Thursday, August 8, 2013

Better (but still not great) Keyboard Testing in Dart


After struggling (again) with keyboard events in Dart last night, it occurs to me that I have missed an opportunity to improve what tests I have.

I have built up several test helpers in the ICE Code Editor. One of them creates KeyboardEvent for control characters:
typeCtrl(char) {
  document.activeElement.dispatchEvent(
    new KeyboardEvent(
      'keydown',
      keyIdentifier: char,
      ctrlKey: true
    )
  );
}
For whatever UI element happens to be currently active, this helper will create a keydown keyboard event for pressing the Control key along with the supplied character. This is wonderful for writing easy-to-read functional UI tests:
    test("can open the new dialog", (){
      helpers.typeCtrl('n');
      expect(
        queryAll('button'),
        helpers.elementsContain('Save')
      );
    });
In other words, when I hit Ctrl+N, I expect that a dialog with a “Save” button will appear.

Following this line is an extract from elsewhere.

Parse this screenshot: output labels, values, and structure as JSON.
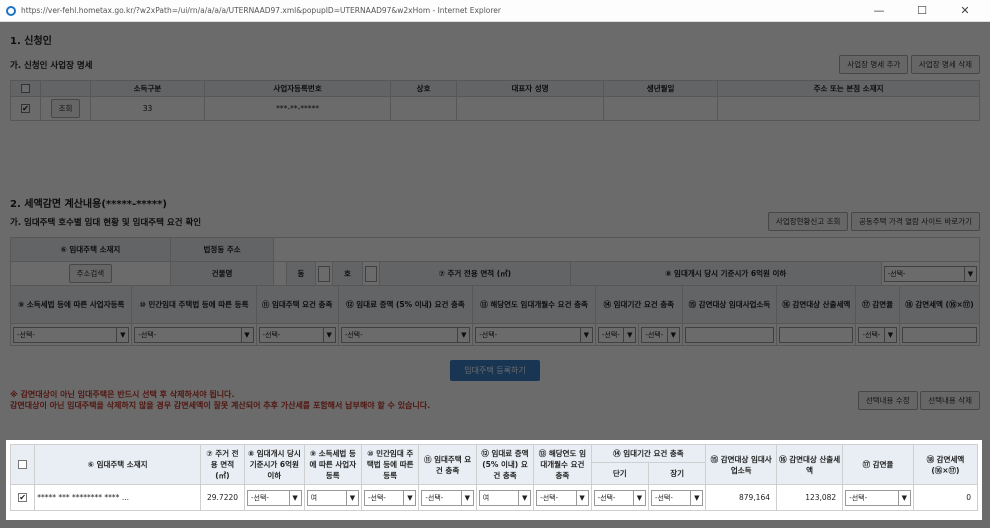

The problem is that I am passing in the character 'n' to the typeCtrl() helper, which is then assigned to the keyIdentifier named parameter in the helper. The reason that this is a problem is that, as I noted last night, Chrome (and Dartium) do not make the string 'n' available in real events. Instead, they populate the event's $dom_keyIdentifier with a unicode encoded string for the “N” key: 'U+004E'.

To support both the 'n' string that my tests supply and the 'U+004E' string that Chrome supplies, I have code that checks for both:
    document.onKeyDown.listen((e) {
      if (!e.ctrlKey) return;
      switch(e.$dom_keyIdentifier) {
        case 'n':
        case 'U+004E':
          new NewProjectDialog(this).open();
          e.preventDefault();
          break;
        // ...
      }
    });
What I should be doing in my helper is converting the 'n' character into that weird unicode encoded string. I can do that with a simple function that does just that:
String keyIdentifierFor(char) {
  if (char.codeUnits.length != 1) fail("Don't know how to type “$char”");

  // Keys are uppercase (see Event.keyCode)
  var key = char.toUpperCase();

  return 'U+00' + key.codeUnits.first.toRadixString(16).toUpperCase();
}
I am not handling more complex characters than simple, single-byte ASCII for the time being. It should not be too hard to do so, but until that is needed, I fail the helper if something more than a simple ASCII character is encountered. Keyup and keydown keyCodes in old-fashioned DOM coding are the uppercase version of the character pressed (keypress supplies the actual character generated by the key press), which is the reason for the intermediate key that is assigned the uppercase version of the supplied character. Finally, I convert the string to its hexadecimal representation.

The conversion is a bit awkward. The codeUnits of a Dart string are the actual bytes that represent a character in UTF-16. In this case, I am only handling the simplest ASCII characters, which only have a single byte (which is ensured by the guard clause at the top of this function). I take the integer value for that byte and convert it to a hexadecimal string with toRadixString(16). Lastly, I convert the resultant hexadecimal string to upper case so that '4e' becomes '4E'. Like I said: awkward. If anyone knows a better way to do this, please let me know.

With that function in hand, I can update my typeCtrl() helper to read:
typeCtrl(char) {
  document.activeElement.dispatchEvent(
    new KeyboardEvent(
      'keydown',
      keyIdentifier: keyIdentifierFor(char),
      ctrlKey: true
    )
  );
}
And finally the actual code becomes:
      switch(e.$dom_keyIdentifier) {
        case 'U+004E':
          new NewProjectDialog(this).open();
          e.preventDefault();
          break;
        // ....
      }
That might seem a long way to go to eliminate a single line from the switch statement, but that misses the point. What I have done here is made my test better mimic real keyboard events that the code will encounter in the browser.

The whole purpose of testing code is robust, accurate, maintainable code. With this change, I have gone a long way toward improving the middle of that triumvirate. My code is no longer cluttered with testing noise that has no effect in a production environment.

Of course, once Dart gets better at normalizing this behavior across browsers and supports generating these events with accurate properties (e.g. keyCode) this will all be orders of magnitude better. Until then, I will take my small, but important, victories where I can.